Re: [Ryōshi Kyōkai] Organizasyon III

Gönderilme zamanı:
05 Şub 2016, 22:30
gönderen Kemuri Isao
Bu ormanda çok zaman geçirmişti Isao. Her lejyoneri burada lejyon çağrısına tabii olmuştu. Güzel bir yerdi. Tanıdık. Ay ışığının altında bambuların ise önünde oturuyordu Isao. Gözlerini kapatmaya karar vermişti. Biraz düşünmek istiyordu. Doğru adam mıydı? Başarabilecek miydi? Her lejyoner seçiminde böyle düşünüyordu. Bakalım şimdiki arkadaş ne olacaktı. Son günlerde aklında olan numaralandırma sistemini de anlatacaktı. Kendisi için bir numara seçsin bakalım.
Isao derin düşünceler içinde gergince otururken arkasından bir ses gelmişti. Bir ünlem. Hey. Isao'nun aradığı adamın sesi olması muhtemel. Sakin bir biçimde gözlerini açacaktı :Hey! Tatane öyle değil mi? Isao. Bu gün sana kağıdı veren bendim. Sana bir iş teklifim var.
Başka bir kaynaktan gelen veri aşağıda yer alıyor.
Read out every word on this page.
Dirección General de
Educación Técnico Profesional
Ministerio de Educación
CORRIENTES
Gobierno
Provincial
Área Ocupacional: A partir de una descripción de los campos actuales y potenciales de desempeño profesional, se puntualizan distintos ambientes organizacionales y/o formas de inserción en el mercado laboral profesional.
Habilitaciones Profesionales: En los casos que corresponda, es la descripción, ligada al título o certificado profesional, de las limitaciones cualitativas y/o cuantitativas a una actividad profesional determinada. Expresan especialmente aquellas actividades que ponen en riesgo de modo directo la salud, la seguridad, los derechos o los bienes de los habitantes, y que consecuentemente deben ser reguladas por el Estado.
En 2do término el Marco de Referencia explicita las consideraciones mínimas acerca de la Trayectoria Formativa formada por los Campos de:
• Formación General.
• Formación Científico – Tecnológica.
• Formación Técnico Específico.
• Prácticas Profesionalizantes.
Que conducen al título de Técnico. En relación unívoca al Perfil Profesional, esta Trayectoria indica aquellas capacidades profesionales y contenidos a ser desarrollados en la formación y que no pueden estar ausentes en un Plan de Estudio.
Hızlı sıkılan zihnini eğlendirebilecek monoton olmayan bir iş. Senin böyle bir şey arayabileceğini düşündüm. İş teklifini anlatmadan önce senin gibi bir kusa shinobisinin laf taşımak gibi bir huyu olmadığını bilmeme rağmen içimi rahatlatacak bir söz isteyeceğim. Burada konuşulanlar burada kalır. Kabul etsen de etmesen de. Doğru değil mi?
Tatane'nin onayından sonra iş teklifinden bahsedecekti biraz :İnsan avlıyoruz. Şimdilik bingo kitabındakilere göz dikmiş olsak da yakın gelecekte özel işleri de kabul edeceğiz. İnsan avının o zevki ve her avdaki o farklılığın seni çekeceğini düşündüm. Taktiksel birikimin ile köyde anılıyorsun. İshigakureden ortaklarımız da var. Yakında Ame için de bir temsilcilik açmayı planlıyoruz. Özel kıyafetler ve gizliliği koruyacak maskeler kullanıyoruz. İsimlerimiz yerine kendimize sayılarla hitap ediyoruz. En azından görevdeyken. Ee ne diyorsun, katılmak ilgini çeker mi? Avladığın adamların kelle parasına konup namını isimsiz bir şekilde yükseltmek?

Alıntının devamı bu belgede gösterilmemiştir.